In SASAMI’s world, those very feelings carry weight, cannot be brushed to the side. In our current mess, unguarded emotions can almost feel quaint, with sleek pop offering a sieve for even the most musically selective in recent years. SASAMI perhaps may have been most at home in the indie climate of the decade just past, and it's a testament to her sheer power of will (and voice) that the album is causing a splash in 2019.

Having warmed up for her own ventures touring and playing with Cherry Glazerr, Sasami arrived a readymade indie darling, but doesn’t show too much fascination with the title. Her focus remains first and foremost, indeed, her songs.

It shows on SASAMI. A lovingly made album, somehow at once sad and warm, its frigid cover art belies an inviting blanket of sympathetic, attentive songcraft. Her past as an elementary teacher (music, naturally) is unsurprising once you spend any amount of time in the miniature worlds developed here: you can’t shake the impression that these songs are more for her audience than herself.
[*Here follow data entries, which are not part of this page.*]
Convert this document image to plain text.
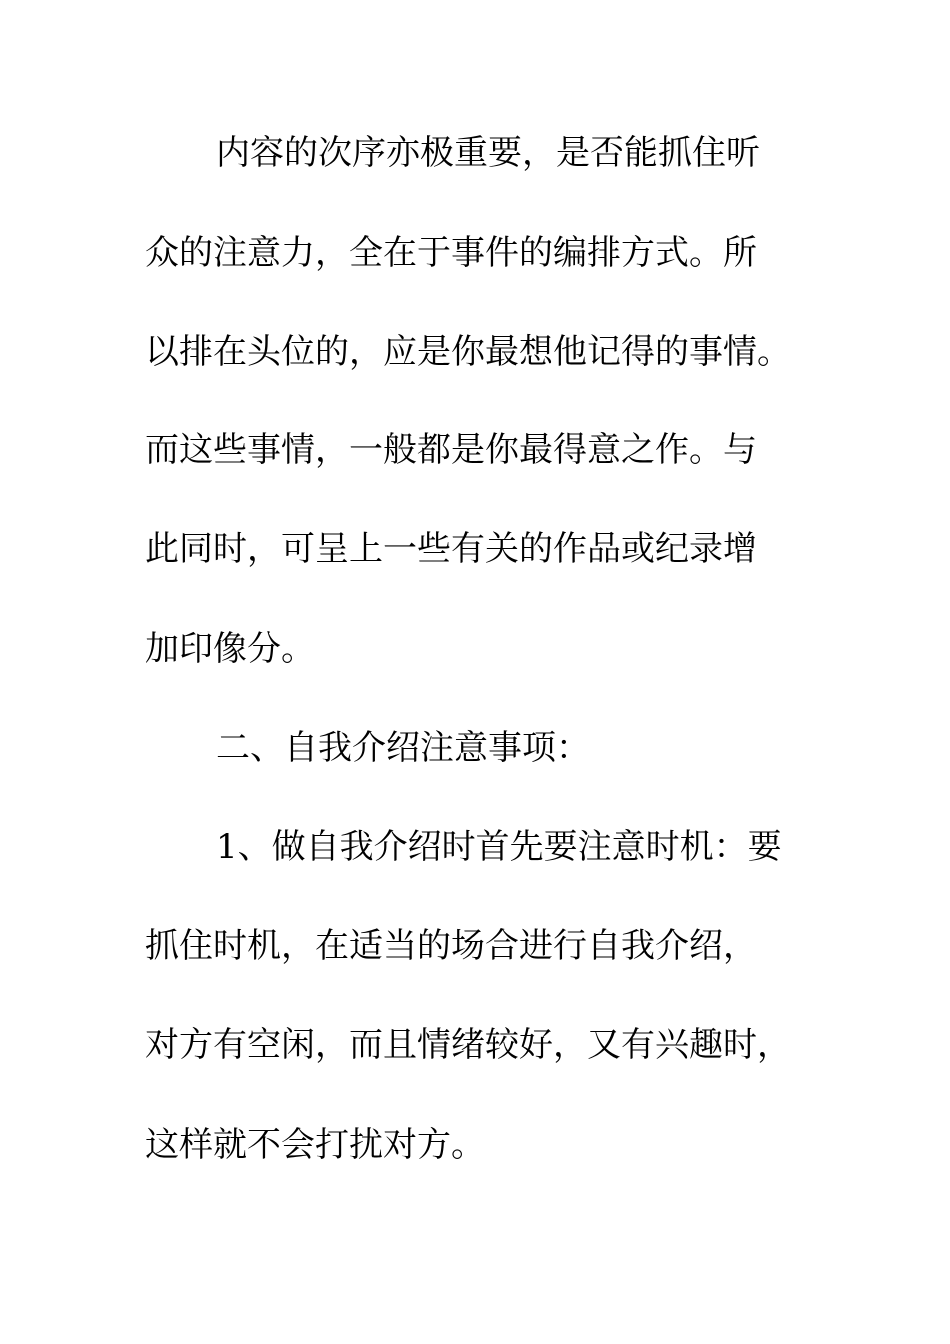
内容的次序亦极重要，是否能抓住听
众的注意力，全在于事件的编排方式。所
以排在头位的，应是你最想他记得的事情。
而这些事情，一般都是你最得意之作。与
此同时，可呈上一些有关的作品或纪录增
加印像分。
二、自我介绍注意事项：
1、做自我介绍时首先要注意时机：要
抓住时机，在适当的场合进行自我介绍，
对方有空闲，而且情绪较好，又有兴趣时，
这样就不会打扰对方。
Sasami’s comfortable sharing her space with guests, yet never quite cedes her role as the gravitational force at the center of her debut offering. The likes of Devendra Banhart are satisfied to offer backing vocals, tastefully selected to offer gentle hues to tracks, rather than any overplayed, grandiose feature.

In fact, this speaks to the album overall rather well. In its undemanding, drifting way, SASAMI is sure to conjure up memories of quiet moments, akin to a child scrambling into the attic to be alone and stare at the ceiling. It may soar a bit in places, such as on ‘Jealousy’, but Sasami isn’t one for flashy flourishes or show-stopping moments. She doesn’t need them. Confident in her words to speak as loudly as she needs them to, SASAMI proves a great driving record, a calming, uninsistent companion in whatever your day’s toils (or perhaps suffering) may be. It’s sure to make it all seem a bit more doable.

Much of the appraisal for SASAMI thus far focuses on the record’s sadness, and while I’d never claim the album to be without its share of the blues, it wouldn’t be the first word this writer would reach for to describe it, nor the feeling it gives. If sorrow can somehow be made pleasant, Sasami is the one to do it, as in its 40 minutes, the music found here never grows troubling, nor feel overly troubled. If anything, paradoxical as it may be, Sasami is a listener, and we’re lucky to have her debut here to stay with us, for the rest of our days, just when we might need one. SASAMI feels like a warm friend you haven’t seen in years, ready to reflect on life: how you’d hoped it’d be, and how it is. It doesn’t feel so bad when you’re together.